New research from Barbadian economist Shane Lowe has concluded that “government’s spending on primary health care positively influences labour productivity, but expenditure on hospital services and the pharmaceutical programme are potential drags on output per worker”.

Lowe, a former Central Bank economist, is a strategy and economic analyst at CIBC FirstCaribbean International Bank. He is pursuing a PhD in economics at the University of Glasgow.

In his study Determining The Optimal Allocations Of Government’s Health Care Expenditure Budgets, he sought to “uncover the existence and nature of a long run relationship between worker productivity and healthcare expenditures to determine an optimal allocation of government’s health care budget”.

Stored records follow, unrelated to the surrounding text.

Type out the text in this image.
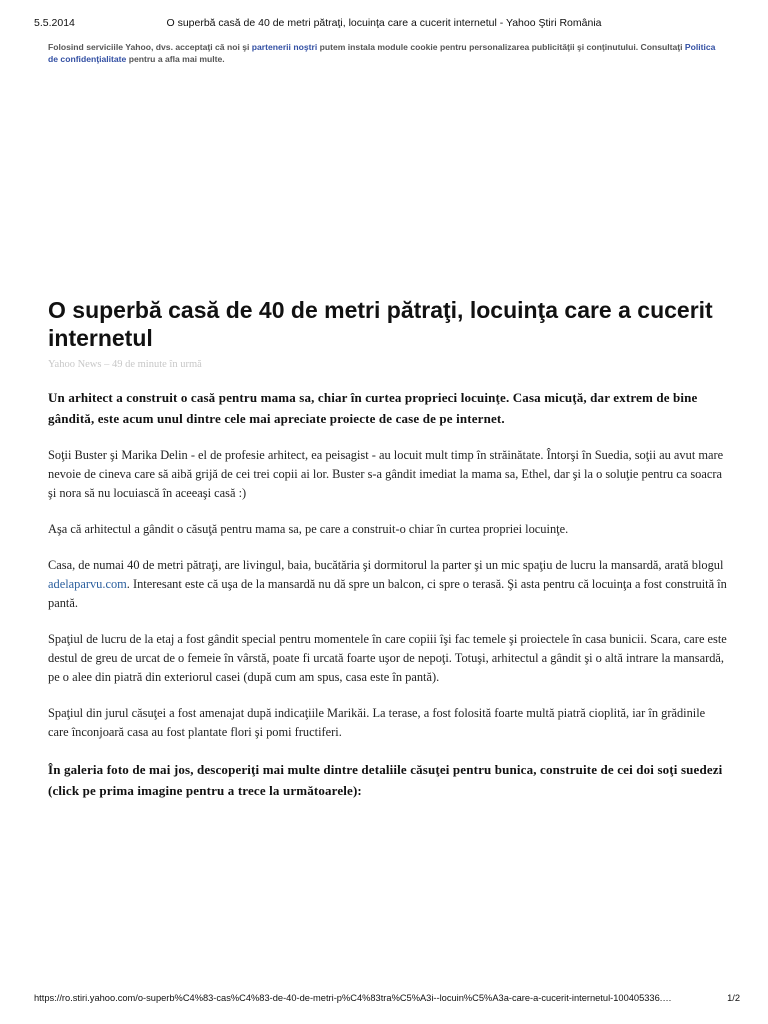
5.5.2014	O superbă casă de 40 de metri pătraţi, locuinţa care a cucerit internetul - Yahoo Ştiri România
Folosind serviciile Yahoo, dvs. acceptaţi că noi şi partenerii noştri putem instala module cookie pentru personalizarea publicităţii şi conţinutului. Consultaţi Politica de confidenţialitate pentru a afla mai multe.
O superbă casă de 40 de metri pătraţi, locuinţa care a cucerit internetul
Yahoo News – 49 de minute în urmă

Un arhitect a construit o casă pentru mama sa, chiar în curtea proprieci locuinţe. Casa micuţă, dar extrem de bine gândită, este acum unul dintre cele mai apreciate proiecte de case de pe internet.

Soţii Buster şi Marika Delin - el de profesie arhitect, ea peisagist - au locuit mult timp în străinătate. Întorşi în Suedia, soţii au avut mare nevoie de cineva care să aibă grijă de cei trei copii ai lor. Buster s-a gândit imediat la mama sa, Ethel, dar şi la o soluţie pentru ca soacra şi nora să nu locuiască în aceeaşi casă :)

Aşa că arhitectul a gândit o căsuţă pentru mama sa, pe care a construit-o chiar în curtea propriei locuinţe.

Casa, de numai 40 de metri pătraţi, are livingul, baia, bucătăria şi dormitorul la parter şi un mic spaţiu de lucru la mansardă, arată blogul adelaparvu.com. Interesant este că uşa de la mansardă nu dă spre un balcon, ci spre o terasă. Şi asta pentru că locuinţa a fost construită în pantă.

Spaţiul de lucru de la etaj a fost gândit special pentru momentele în care copiii îşi fac temele şi proiectele în casa bunicii. Scara, care este destul de greu de urcat de o femeie în vârstă, poate fi urcată foarte uşor de nepoţi. Totuşi, arhitectul a gândit şi o altă intrare la mansardă, pe o alee din piatră din exteriorul casei (după cum am spus, casa este în pantă).

Spaţiul din jurul căsuţei a fost amenajat după indicaţiile Marikăi. La terase, a fost folosită foarte multă piatră cioplită, iar în grădinile care înconjoară casa au fost plantate flori şi pomi fructiferi.

În galeria foto de mai jos, descoperiţi mai multe dintre detaliile căsuţei pentru bunica, construite de cei doi soţi suedezi (click pe prima imagine pentru a trece la următoarele):

https://ro.stiri.yahoo.com/o-superb%C4%83-cas%C4%83-de-40-de-metri-p%C4%83tra%C5%A3i--locuin%C5%A3a-care-a-cucerit-internetul-100405336.…	1/2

“A re-allocation of finances from the hospital services to fund the primary health care system while simultaneously cutting total spending can yield long term benefits to both productivity and overall economic growth,” he said.

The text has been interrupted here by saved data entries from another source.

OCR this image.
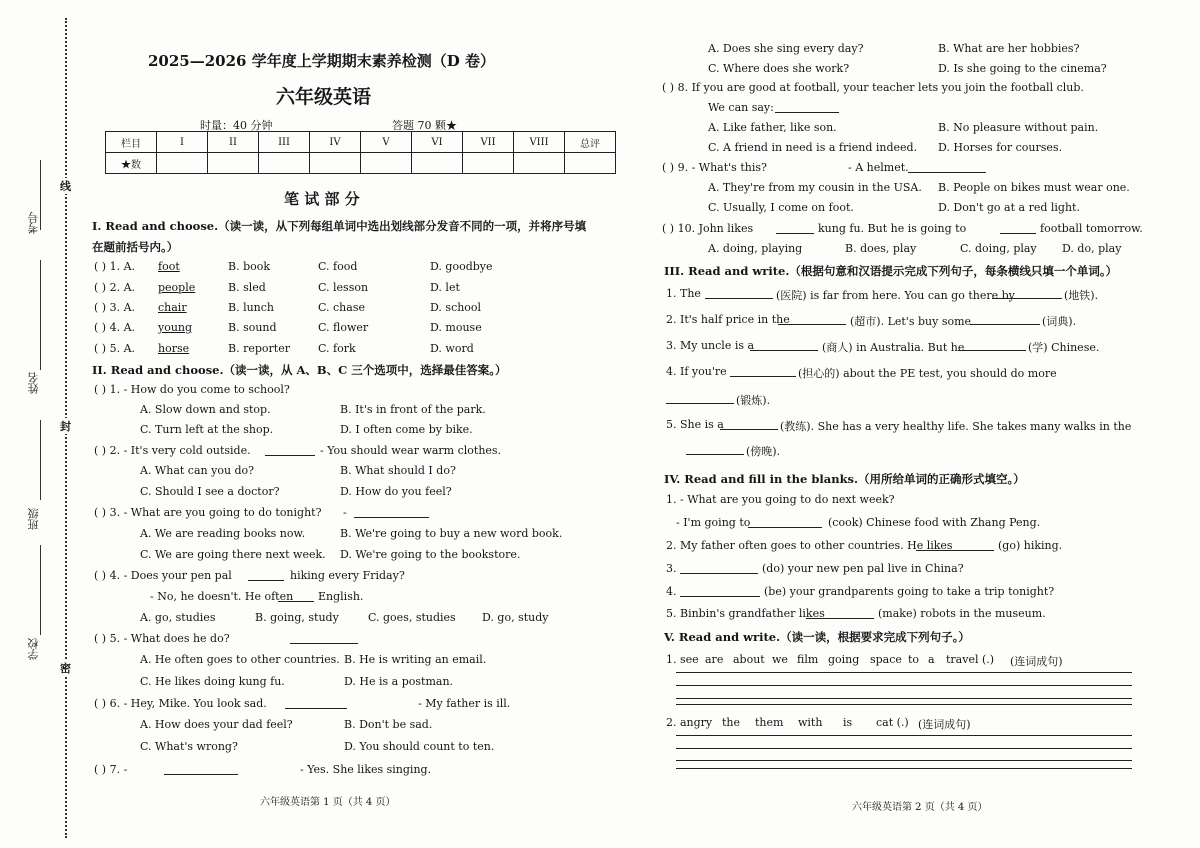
考号
姓名
班级
学校
线
封
密
2025—2026 学年度上学期期末素养检测（D 卷）
六年级英语
时量：40 分钟	答题 70 颗★
栏目	I	II	III	IV	V	VI	VII	VIII	总评
★数									
笔 试 部 分
I. Read and choose.（读一读，从下列每组单词中选出划线部分发音不同的一项，并将序号填
在题前括号内。）
( ) 1. A. foot	B. book	C. food	D. goodbye
( ) 2. A. people	B. sled	C. lesson	D. let
( ) 3. A. chair	B. lunch	C. chase	D. school
( ) 4. A. young	B. sound	C. flower	D. mouse
( ) 5. A. horse	B. reporter	C. fork	D. word
II. Read and choose.（读一读，从 A、B、C 三个选项中，选择最佳答案。）
( ) 1. - How do you come to school?
A. Slow down and stop.	B. It's in front of the park.
C. Turn left at the shop.	D. I often come by bike.
( ) 2. - It's very cold outside.	- You should wear warm clothes.
A. What can you do?	B. What should I do?
C. Should I see a doctor?	D. How do you feel?
( ) 3. - What are you going to do tonight? -
A. We are reading books now.	B. We're going to buy a new word book.
C. We are going there next week. D. We're going to the bookstore.
( ) 4. - Does your pen pal	hiking every Friday?
- No, he doesn't. He often English.
A. go, studies	B. going, study	C. goes, studies D. go, study
( ) 5. - What does he do?
A. He often goes to other countries. B. He is writing an email.
C. He likes doing kung fu.	D. He is a postman.
( ) 6. - Hey, Mike. You look sad.	- My father is ill.
A. How does your dad feel?	B. Don't be sad.
C. What's wrong?	D. You should count to ten.
( ) 7. -	- Yes. She likes singing.
六年级英语第 1 页（共 4 页）
A. Does she sing every day?	B. What are her hobbies?
C. Where does she work?	D. Is she going to the cinema?
( ) 8. If you are good at football, your teacher lets you join the football club.
We can say:
A. Like father, like son.	B. No pleasure without pain.
C. A friend in need is a friend indeed. D. Horses for courses.
( ) 9. - What's this?	- A helmet.
A. They're from my cousin in the USA. B. People on bikes must wear one.
C. Usually, I come on foot.	D. Don't go at a red light.
( ) 10. John likes	kung fu. But he is going to	football tomorrow.
A. doing, playing	B. does, play	C. doing, play D. do, play
III. Read and write.（根据句意和汉语提示完成下列句子，每条横线只填一个单词。）
1. The	(医院) is far from here. You can go there by	(地铁).
2. It's half price in the	(超市). Let's buy some	(词典).
3. My uncle is a	(商人) in Australia. But he	(学) Chinese.
4. If you're	(担心的) about the PE test, you should do more
(锻炼).
5. She is a	(教练). She has a very healthy life. She takes many walks in the
(傍晚).
IV. Read and fill in the blanks.（用所给单词的正确形式填空。）
1. - What are you going to do next week?
- I'm going to	(cook) Chinese food with Zhang Peng.
2. My father often goes to other countries. He likes	(go) hiking.
3.	(do) your new pen pal live in China?
4.	(be) your grandparents going to take a trip tonight?
5. Binbin's grandfather likes	(make) robots in the museum.
V. Read and write.（读一读，根据要求完成下列句子。）
1. see are about we film going space to a travel (.) (连词成句)
2. angry the them with is cat (.) (连词成句)
六年级英语第 2 页（共 4 页）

“Hence, based on this analysis, recent budgetary cuts to both the [Queen Elizabeth Hospital] and the drug service should have no negative effects on overall labour productivity.”

He added: “The implications of these results are clear: just improving the efficiency of Government spending, particularly at the hospital and within the drug service can reduce Government’s fiscal burden and provide space to fund more productive projects without jeopardising overall labour productrrivity. Further, this framework can prove a useful tool in determining future budgetary allocations given certain constraints and requirements.”

Lowe said his research suffered from one “major limitation”, noting that “the relatively short data set limited the number of variables which could practically be included in each regression and did not permit an investigation of the effects of each segment of expenditure on output per worker over a considerably longer time period”.

However, he said that despite these limitations, “the findings that spending on the hospital and drug service, two key components of the health care system, do not add to labour productivity require additional research to better understand the underlying reasons behind this before Government goes about cutting budgetary support for both services”.

“Further, if cuts are to be made, Government needs to carefully determine which specific services will be affected, whether they will be provided in future and, if so, under what financing arrangements. These are issues which require more than an economic view of the problem, and thus later studies should account for the social impacts which these cuts may have on the population, particularly the most vulnerable in society,” the economist said.

“Finally, while not a major focus in this study, the finding that real education expenditure, though not statistically significant, negatively impacts output per worker is worthy of further investigation and perhaps greater insight can be had if the quality and level of education spending is accounted for.”

Lowe added, though, that “whatever the financing model chosen, the importance of public health care spending to overall quality of life should dictate that care should be taken not to compromise the quality of health care provided to Barbadians.”